Em nova ação movida por um funcionário, a justiça trabalhista reconheceu mais uma vez que representantes da Fundação Florestal de São Paulo, sob comando de Ricardo Salles, hoje ministro do meio ambiente do governo de Jair Bolsonaro, cometeram ilegalidades

(Foto: José Cruz - ABR)

247 - Em nova ação movida por um funcionário, a justiça trabalhista reconheceu mais uma vez que representantes da Fundação Florestal de São Paulo, sob comando de Ricardo Salles, hoje ministro do meio ambiente do governo de Jair Bolsonaro, cometeram ilegalidades.  

O site The Intercept teve acesso a nova sentença referente a uma ação trabalhista por coação a funcionários que eram obrigados a cometer ilegalidades. Os que não queriam se envolver na adulteração de  mapas ordenada pelo secretário. O secretário era Ricardo Salles.   

"Tanto a prova oral como a prova documental que instruíram a petição inicial são robustas no sentido de demonstrar que o reclamante estava sendo coagido, por suas superioras hierárquicas, a realizar uma alteração ilícita nos mapas cartográficos referentes ao plano de manejo da Várzea do Tietê", diz a sentença da juíza Fátima Ferreira.   

A sentença destaca o depoimento de uma testemunha, que narrou a pressão feita pelas chefes para que o empregado adulterasse o mapa "de forma urgente, sem nenhuma formalidade, a pedido do Secretário do Meio Ambiente."   Quando esteve à frente da Fundação Florestal de São Paulo, Ricardo Salles, já tinha sido condenado por improbidade administrativa em dezembro do ano passado.   

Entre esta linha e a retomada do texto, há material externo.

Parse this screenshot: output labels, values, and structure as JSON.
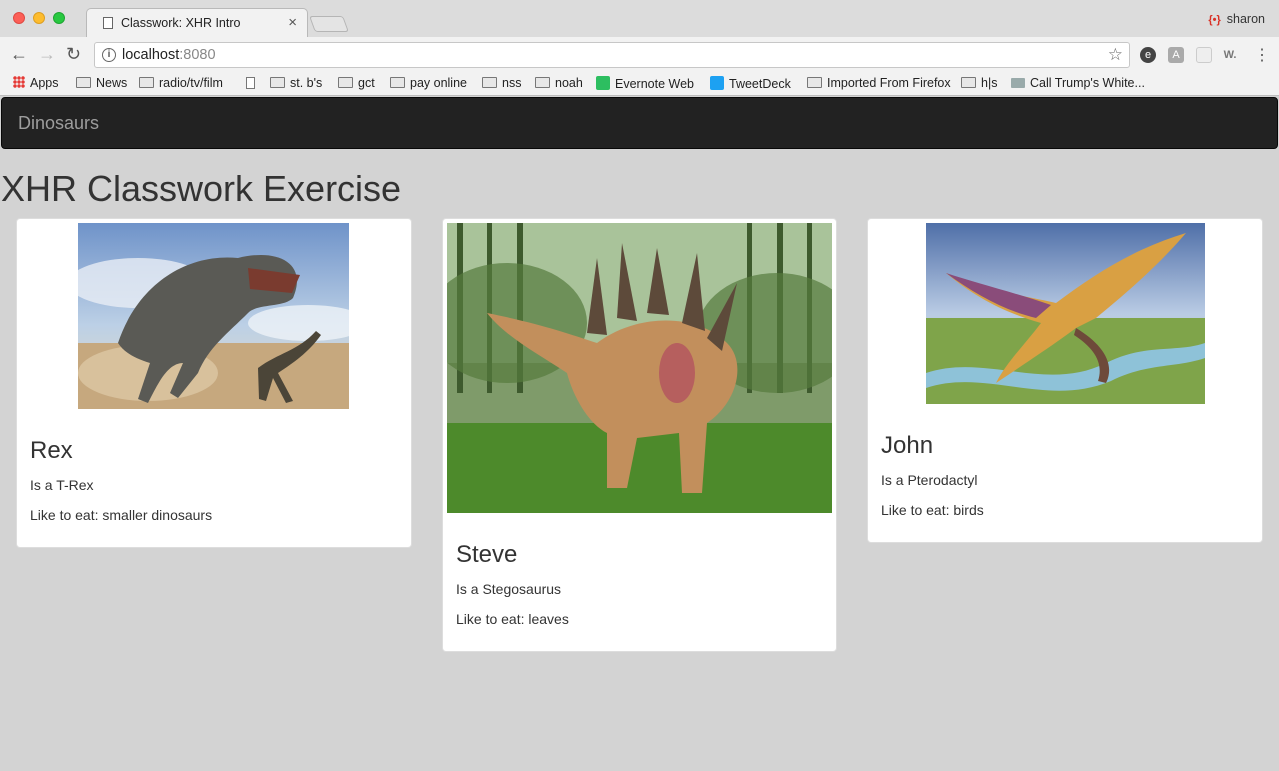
{
  "browser": {
    "tab_title": "Classwork: XHR Intro",
    "profile_name": "sharon",
    "url_host": "localhost",
    "url_port": ":8080",
    "bookmarks": [
      {
        "label": "Apps",
        "icon": "apps-icon"
      },
      {
        "label": "News",
        "icon": "folder-icon"
      },
      {
        "label": "radio/tv/film",
        "icon": "folder-icon"
      },
      {
        "label": "",
        "icon": "page-icon"
      },
      {
        "label": "st. b's",
        "icon": "folder-icon"
      },
      {
        "label": "gct",
        "icon": "folder-icon"
      },
      {
        "label": "pay online",
        "icon": "folder-icon"
      },
      {
        "label": "nss",
        "icon": "folder-icon"
      },
      {
        "label": "noah",
        "icon": "folder-icon"
      },
      {
        "label": "Evernote Web",
        "icon": "evernote-icon"
      },
      {
        "label": "TweetDeck",
        "icon": "tweetdeck-icon"
      },
      {
        "label": "Imported From Firefox",
        "icon": "folder-icon"
      },
      {
        "label": "h|s",
        "icon": "folder-icon"
      },
      {
        "label": "Call Trump's White...",
        "icon": "whitehouse-icon"
      }
    ]
  },
  "page": {
    "brand": "Dinosaurs",
    "heading": "XHR Classwork Exercise",
    "cards": [
      {
        "name": "Rex",
        "type": "Is a T-Rex",
        "food": "Like to eat: smaller dinosaurs",
        "image_icon": "t-rex-image"
      },
      {
        "name": "Steve",
        "type": "Is a Stegosaurus",
        "food": "Like to eat: leaves",
        "image_icon": "stegosaurus-image"
      },
      {
        "name": "John",
        "type": "Is a Pterodactyl",
        "food": "Like to eat: birds",
        "image_icon": "pterodactyl-image"
      }
    ]
  },
  "colors": {
    "page_background": "#d3d3d3",
    "navbar": "#222222",
    "brand_text": "#9d9d9d",
    "card_background": "#ffffff"
  }
}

Apesar do histórico de irregularidades, Ricardo Salles foi nomeado ministro de Bolsonaro duas semanas depois de sua condenação, enquanto recorria do processo.   A justiça também reconheceu o "abalo emocional" do funcionário, alegando que ele "passou a ser perseguido e ameaçado". A Fundação Florestal foi condenada a pagar uma indenização no valor de dez salários por danos morais a ele.  

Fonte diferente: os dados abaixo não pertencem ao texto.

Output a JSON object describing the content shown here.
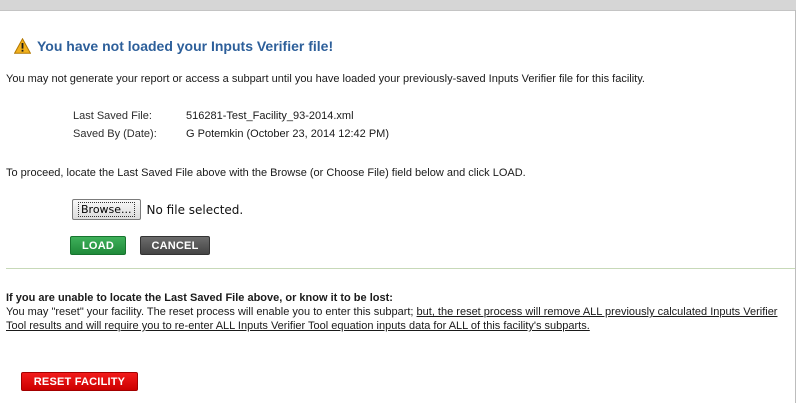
{
  "warning": {
    "title": "You have not loaded your Inputs Verifier file!",
    "icon": "warning-icon",
    "icon_color": "#e8a317"
  },
  "intro_text": "You may not generate your report or access a subpart until you have loaded your previously-saved Inputs Verifier file for this facility.",
  "saved_info": {
    "last_saved_label": "Last Saved File:",
    "last_saved_value": "516281-Test_Facility_93-2014.xml",
    "saved_by_label": "Saved By (Date):",
    "saved_by_value": "G Potemkin (October 23, 2014 12:42 PM)"
  },
  "proceed_text": "To proceed, locate the Last Saved File above with the Browse (or Choose File) field below and click LOAD.",
  "file_input": {
    "browse_label": "Browse...",
    "status": "No file selected."
  },
  "actions": {
    "load_label": "LOAD",
    "cancel_label": "CANCEL",
    "load_color": "#2a9b48",
    "cancel_color": "#555555"
  },
  "reset_section": {
    "heading": "If you are unable to locate the Last Saved File above, or know it to be lost:",
    "text_plain": "You may \"reset\" your facility. The reset process will enable you to enter this subpart; ",
    "text_underlined": "but, the reset process will remove ALL previously calculated Inputs Verifier Tool results and will require you to re-enter ALL Inputs Verifier Tool equation inputs data for ALL of this facility's subparts.",
    "button_label": "RESET FACILITY",
    "button_color": "#e00000"
  }
}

Oito meses depois da primeira condenação, além da crise externa que enfrenta por causa do alto índice de desmatamento e dos incêndios na Amazônia, Ricardo Salle também passa por problemas dentro de seu ministério. Funcionários do Ibama entraram com uma representação no Ministério Público Federal do Distrito Federal acusando o ministro de “conduta atentatória contra os princípios da administração pública federal” e "assédio moral coletivo".